Determination of the bowing parameter of the split-off band inCd0.8Zn0.2Te(100) by angle-resolved photoemission spectroscopy

Abstract

Angle-resolved photoemission spectroscopy is used to measure the width ${\mathrm{\Omega }}_{\mathrm{s}.\mathrm{o}.\mathrm{}}$=${\mathrm{\Gamma }}_7$-${\mathit{X}}_6$ of the split-off valence band in ${\mathrm{Cd}}_{0.8}$ ${\mathrm{Zn}}_{0.2}$Te(100). We find an increase in the alloy bandwidth which is ∼2 times larger than the value expected from a linear alloy model (Vegard’s rule). Using CdTe as a reference material, we determined a bowing parameter ${\mathit{b}}_{\mathit{p}}$∼0.65 eV for the split-off-band width in ${\mathrm{Cd}}_{1\mathrm{-}\mathit{x}}$ ${\mathrm{Zn}}_{\mathit{x}}$Te alloys.
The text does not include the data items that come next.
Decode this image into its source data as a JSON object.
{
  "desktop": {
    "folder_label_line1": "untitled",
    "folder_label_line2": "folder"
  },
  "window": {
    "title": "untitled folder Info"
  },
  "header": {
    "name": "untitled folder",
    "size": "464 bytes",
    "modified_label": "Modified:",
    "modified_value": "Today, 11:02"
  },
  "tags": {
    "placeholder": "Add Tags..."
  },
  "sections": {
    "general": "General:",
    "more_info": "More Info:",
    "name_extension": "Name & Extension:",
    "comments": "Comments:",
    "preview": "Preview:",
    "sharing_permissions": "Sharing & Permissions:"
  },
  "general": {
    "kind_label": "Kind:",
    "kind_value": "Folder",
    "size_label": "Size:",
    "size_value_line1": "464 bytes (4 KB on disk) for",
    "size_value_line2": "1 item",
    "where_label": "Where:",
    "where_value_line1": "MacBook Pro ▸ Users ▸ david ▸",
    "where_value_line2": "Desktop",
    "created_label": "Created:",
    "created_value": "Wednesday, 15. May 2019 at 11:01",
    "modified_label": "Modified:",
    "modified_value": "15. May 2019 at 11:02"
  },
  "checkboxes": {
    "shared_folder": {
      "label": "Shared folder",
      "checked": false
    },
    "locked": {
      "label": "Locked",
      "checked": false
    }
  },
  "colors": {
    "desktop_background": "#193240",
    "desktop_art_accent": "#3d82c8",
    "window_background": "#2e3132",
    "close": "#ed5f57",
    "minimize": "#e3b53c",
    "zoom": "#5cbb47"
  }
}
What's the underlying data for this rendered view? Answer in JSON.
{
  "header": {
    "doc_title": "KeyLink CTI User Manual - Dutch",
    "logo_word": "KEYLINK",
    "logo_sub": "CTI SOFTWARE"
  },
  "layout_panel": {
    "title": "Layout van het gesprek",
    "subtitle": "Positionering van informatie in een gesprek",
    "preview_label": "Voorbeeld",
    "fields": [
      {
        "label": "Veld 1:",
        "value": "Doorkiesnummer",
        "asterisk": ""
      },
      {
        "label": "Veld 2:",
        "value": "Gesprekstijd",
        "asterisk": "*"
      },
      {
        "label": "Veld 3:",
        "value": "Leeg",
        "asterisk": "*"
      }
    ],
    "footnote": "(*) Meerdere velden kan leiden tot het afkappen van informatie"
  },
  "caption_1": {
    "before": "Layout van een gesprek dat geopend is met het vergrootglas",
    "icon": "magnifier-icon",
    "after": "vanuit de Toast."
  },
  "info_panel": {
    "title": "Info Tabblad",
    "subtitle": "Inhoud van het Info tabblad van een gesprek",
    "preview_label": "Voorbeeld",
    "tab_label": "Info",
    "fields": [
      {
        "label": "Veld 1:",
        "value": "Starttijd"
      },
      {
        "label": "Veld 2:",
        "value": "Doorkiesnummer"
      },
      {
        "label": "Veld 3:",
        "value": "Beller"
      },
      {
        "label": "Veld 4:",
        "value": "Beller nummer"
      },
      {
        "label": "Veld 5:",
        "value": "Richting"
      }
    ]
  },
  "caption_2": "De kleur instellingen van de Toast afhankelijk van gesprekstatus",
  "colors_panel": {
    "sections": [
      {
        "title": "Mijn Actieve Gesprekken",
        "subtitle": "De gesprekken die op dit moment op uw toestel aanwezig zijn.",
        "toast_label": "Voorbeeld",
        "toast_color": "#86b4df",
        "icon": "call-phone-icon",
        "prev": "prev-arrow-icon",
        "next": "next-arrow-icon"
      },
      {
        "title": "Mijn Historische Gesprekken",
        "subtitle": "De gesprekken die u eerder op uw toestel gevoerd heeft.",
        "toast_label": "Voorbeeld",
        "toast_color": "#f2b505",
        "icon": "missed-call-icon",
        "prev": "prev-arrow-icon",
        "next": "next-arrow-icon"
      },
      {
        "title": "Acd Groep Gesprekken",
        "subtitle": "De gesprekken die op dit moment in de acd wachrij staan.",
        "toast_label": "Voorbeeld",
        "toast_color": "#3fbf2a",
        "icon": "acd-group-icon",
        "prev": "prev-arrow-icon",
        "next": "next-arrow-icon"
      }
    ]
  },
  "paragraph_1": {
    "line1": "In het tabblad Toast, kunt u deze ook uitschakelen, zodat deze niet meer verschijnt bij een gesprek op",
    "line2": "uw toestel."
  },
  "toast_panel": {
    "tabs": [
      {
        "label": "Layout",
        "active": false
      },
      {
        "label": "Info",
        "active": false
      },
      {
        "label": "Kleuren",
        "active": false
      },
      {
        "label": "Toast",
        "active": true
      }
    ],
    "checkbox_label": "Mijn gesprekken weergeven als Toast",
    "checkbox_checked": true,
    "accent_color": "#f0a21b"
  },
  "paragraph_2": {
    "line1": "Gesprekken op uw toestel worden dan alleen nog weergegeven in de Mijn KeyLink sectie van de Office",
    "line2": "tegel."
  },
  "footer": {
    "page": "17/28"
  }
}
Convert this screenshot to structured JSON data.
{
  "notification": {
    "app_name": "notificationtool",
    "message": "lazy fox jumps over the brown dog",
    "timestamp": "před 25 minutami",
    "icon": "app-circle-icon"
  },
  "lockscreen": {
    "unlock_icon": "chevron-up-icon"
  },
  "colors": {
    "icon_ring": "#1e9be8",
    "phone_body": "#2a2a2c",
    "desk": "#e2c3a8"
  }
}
The virtual-crystal approximation (VCA) works well for the upper valence bands but fails to describe the more localized d states. Chemical differences and the size mismatch between Cd and Zn atoms lead to pronounced deviations from the VCA behavior. The appearance of distinctly split Cd 4d- and Zn 3d-band emissions which we observe is outside the scope of the VCA, lending support to more sophisticated structural models which incorporate disparate Cd and Zn atoms for binary semiconducting alloys.